So you know how to containerize a recipe now. And, maybe you’re pretty comfortable tweaking a recipe to fit in your meal plan. But let’s say your recipe doesn’t take well to changes in ingredient proportions, or you’re not confident enough as a chef to take such creative liberties yet. (That was me like last month.) Then what?
Then one day maybe you decide that you’d like to try making this recipe for golden soup. So you count up the containers per serving, and you come up with:
1 green + 2/3 red + 1 1/2 blue.
Technically we all only get 1 blue container per day, so maybe you use less cashews than the recipe calls for, or maybe you play fast and loose with your containers and just decide that you’ll trade 1/2 of your orange container for that extra 1/2 blue container. Never mind which one I went with, neeever mind.
Either way, you are stuck with that 2/3 of a red container. If you leave it like that and eat random fractions of containers in each meal, planning out your meals for the day is going to require a spreadsheet and possibly a computerized algorithm. Fact: I actually do use a google spreadsheet to plan out my meal prep. Please don’t nerd-shame me. Here is a day of my meals from 80 day obsession:
Doesn’t that look pretty, with the containers all color-coded? Now here’s a day of meals from before I figured out how to keep things simple:
I don’t know if you realize this, but matching up different meals with fractions of containers is a really efficient way to drive yourself crazy. It is so much easier to just eat the rest of that fractioned container in the same meal and be done with it!
So anyway, back to the golden soup. The recipe involves baking chickpea croutons; I was out of chickpeas and I didn’t want to leave the house, so I decided to wing it with a can of kidney beans I found in the back of a cabinet. Just for funs, let’s take a look at how beautiful their soup looks on the blog, and how sad my version looks next to it:
Nailed it, right?? Whatever, it still tasted good.
So to review, we’re at 1 green + 2/3 red + 1 blue, which wasn’t really enough food for dinner anyway. Also, as a friend of mine is fond of saying, soup isn’t really food. So I rounded up that red container with some red lentils on a warm salad of baked potatoes and green beans with balsamic vinegar:
new container count: 2 green + 1 red + 1 yellow B + 1 blue. No container fractions, and an actually filling dinner.

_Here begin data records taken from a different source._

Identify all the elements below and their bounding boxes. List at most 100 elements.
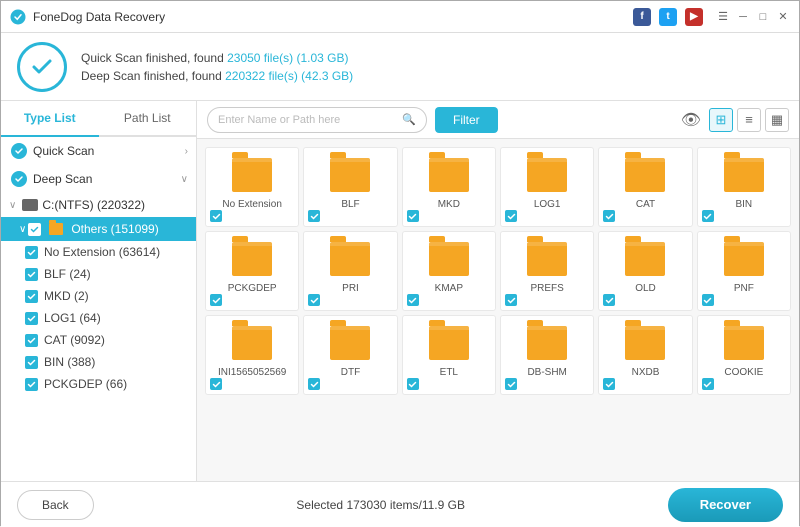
sidebar-tab-bar: Type List Path List: [1, 101, 196, 137]
file-card-bin[interactable]: BIN: [697, 147, 791, 227]
tab-path-list[interactable]: Path List: [99, 101, 197, 137]
content-area: Enter Name or Path here 🔍 Filter 👁 ⊞ ≡ ▦: [197, 101, 799, 481]
label-blf: BLF (24): [44, 267, 91, 281]
cb-pckgdep[interactable]: [25, 378, 38, 391]
expand-icon: ›: [185, 146, 188, 157]
file-card-old[interactable]: OLD: [598, 231, 692, 311]
folder-icon: [330, 158, 370, 192]
file-label: BLF: [341, 198, 359, 211]
label-no-extension: No Extension (63614): [44, 245, 160, 259]
file-label: PCKGDEP: [228, 282, 277, 295]
cb-mkd[interactable]: [25, 290, 38, 303]
file-label: No Extension: [222, 198, 281, 211]
eye-icon[interactable]: 👁: [681, 110, 701, 130]
back-button[interactable]: Back: [17, 490, 94, 520]
file-cb[interactable]: [407, 378, 419, 390]
file-cb[interactable]: [210, 294, 222, 306]
file-card-blf[interactable]: BLF: [303, 147, 397, 227]
minimize-button[interactable]: ─: [735, 9, 751, 25]
cb-cat[interactable]: [25, 334, 38, 347]
file-card-cookie[interactable]: COOKIE: [697, 315, 791, 395]
file-cb[interactable]: [210, 378, 222, 390]
close-button[interactable]: ✕: [775, 9, 791, 25]
folder-icon: [724, 158, 764, 192]
sidebar-item-log1[interactable]: LOG1 (64): [1, 307, 196, 329]
file-cb[interactable]: [407, 210, 419, 222]
file-cb[interactable]: [505, 378, 517, 390]
file-card-mkd[interactable]: MKD: [402, 147, 496, 227]
file-card-cat[interactable]: CAT: [598, 147, 692, 227]
scan-info-block: Quick Scan finished, found 23050 file(s)…: [81, 51, 353, 83]
list-view-button[interactable]: ≡: [737, 108, 761, 132]
file-cb[interactable]: [308, 210, 320, 222]
sidebar-item-others[interactable]: ∨ Others (151099): [1, 217, 196, 241]
tab-type-list[interactable]: Type List: [1, 101, 99, 137]
main-layout: Type List Path List Quick Scan › Deep Sc…: [1, 101, 799, 481]
file-label: ETL: [440, 366, 458, 379]
file-card-no-extension[interactable]: No Extension: [205, 147, 299, 227]
view-controls: 👁 ⊞ ≡ ▦: [681, 108, 789, 132]
file-cb[interactable]: [407, 294, 419, 306]
file-card-ini[interactable]: INI1565052569: [205, 315, 299, 395]
twitter-icon[interactable]: t: [659, 8, 677, 26]
file-cb[interactable]: [603, 294, 615, 306]
file-card-db-shm[interactable]: DB-SHM: [500, 315, 594, 395]
app-title: FoneDog Data Recovery: [33, 10, 633, 24]
facebook-icon[interactable]: f: [633, 8, 651, 26]
file-card-dtf[interactable]: DTF: [303, 315, 397, 395]
detail-view-button[interactable]: ▦: [765, 108, 789, 132]
sidebar-item-deep-scan[interactable]: Deep Scan ∨: [1, 165, 196, 193]
file-card-prefs[interactable]: PREFS: [500, 231, 594, 311]
deep-scan-status: Deep Scan finished, found 220322 file(s)…: [81, 69, 353, 83]
file-cb[interactable]: [603, 378, 615, 390]
sidebar-item-mkd[interactable]: MKD (2): [1, 285, 196, 307]
recover-button[interactable]: Recover: [668, 488, 783, 522]
sidebar-item-pckgdep[interactable]: PCKGDEP (66): [1, 373, 196, 395]
file-card-pri[interactable]: PRI: [303, 231, 397, 311]
deep-scan-count: 220322 file(s) (42.3 GB): [225, 69, 353, 83]
drive-row[interactable]: ∨ C:(NTFS) (220322): [1, 193, 196, 217]
file-cb[interactable]: [702, 210, 714, 222]
file-cb[interactable]: [702, 378, 714, 390]
sidebar-item-quick-scan[interactable]: Quick Scan ›: [1, 137, 196, 165]
file-card-etl[interactable]: ETL: [402, 315, 496, 395]
search-box[interactable]: Enter Name or Path here 🔍: [207, 107, 427, 133]
filter-button[interactable]: Filter: [435, 107, 498, 133]
sidebar-item-no-extension[interactable]: No Extension (63614): [1, 241, 196, 263]
file-label: PREFS: [530, 282, 563, 295]
cb-blf[interactable]: [25, 268, 38, 281]
label-pckgdep: PCKGDEP (66): [44, 377, 127, 391]
maximize-button[interactable]: □: [755, 9, 771, 25]
label-cat: CAT (9092): [44, 333, 105, 347]
menu-button[interactable]: ☰: [715, 9, 731, 25]
file-cb[interactable]: [505, 210, 517, 222]
file-cb[interactable]: [702, 294, 714, 306]
others-checkbox[interactable]: [28, 223, 41, 236]
sidebar-item-blf[interactable]: BLF (24): [1, 263, 196, 285]
file-cb[interactable]: [505, 294, 517, 306]
file-card-pnf[interactable]: PNF: [697, 231, 791, 311]
folder-icon: [232, 158, 272, 192]
cb-bin[interactable]: [25, 356, 38, 369]
file-label: BIN: [735, 198, 752, 211]
sidebar-item-bin[interactable]: BIN (388): [1, 351, 196, 373]
file-card-log1[interactable]: LOG1: [500, 147, 594, 227]
file-cb[interactable]: [308, 294, 320, 306]
file-label: OLD: [635, 282, 656, 295]
quick-scan-check: [11, 143, 27, 159]
file-card-kmap[interactable]: KMAP: [402, 231, 496, 311]
file-cb[interactable]: [210, 210, 222, 222]
file-card-pckgdep[interactable]: PCKGDEP: [205, 231, 299, 311]
file-label: INI1565052569: [218, 366, 286, 379]
grid-view-button[interactable]: ⊞: [709, 108, 733, 132]
folder-icon: [429, 326, 469, 360]
cb-no-extension[interactable]: [25, 246, 38, 259]
file-cb[interactable]: [603, 210, 615, 222]
file-cb[interactable]: [308, 378, 320, 390]
sidebar-item-cat[interactable]: CAT (9092): [1, 329, 196, 351]
folder-icon: [625, 158, 665, 192]
youtube-icon[interactable]: ▶: [685, 8, 703, 26]
file-card-nxdb[interactable]: NXDB: [598, 315, 692, 395]
cb-log1[interactable]: [25, 312, 38, 325]
scan-status-area: Quick Scan finished, found 23050 file(s)…: [1, 33, 799, 101]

Alternatively, here is a photo of the actual salad I just ate for lunch today:
It’s a kale Greek salad and it was delicious, thanks for asking. I got the idea here and took a few liberties. Those included swapping out feta cheese for just an ungodly amount of nutritional yeast (I highly recommend nooch for all your Greek salad needs), making some changes (a lot of changes) to the dressing, and then there are the tofu cubes in there. See the recipe calls for some chickpeas, but not enough for a full red container. And we know how I feel now about container fractions. So I thought, you know what would work better than just drowning this salad in way too many chickpeas…? Some lovely dry-fried tofu, that’s what. (Dry frying just means you spray your pan with cooking spray and don’t add any more oil than that.)
So, TL;DR: container fractions make your life harder. If you can’t change the ingredient proportions in the recipe, add a side dish to round out those container fractions, add more of an ingredient if it doesn’t ruin the dish, or add some of a different ingredient if that fits better. Find something that complements your meal and fits in.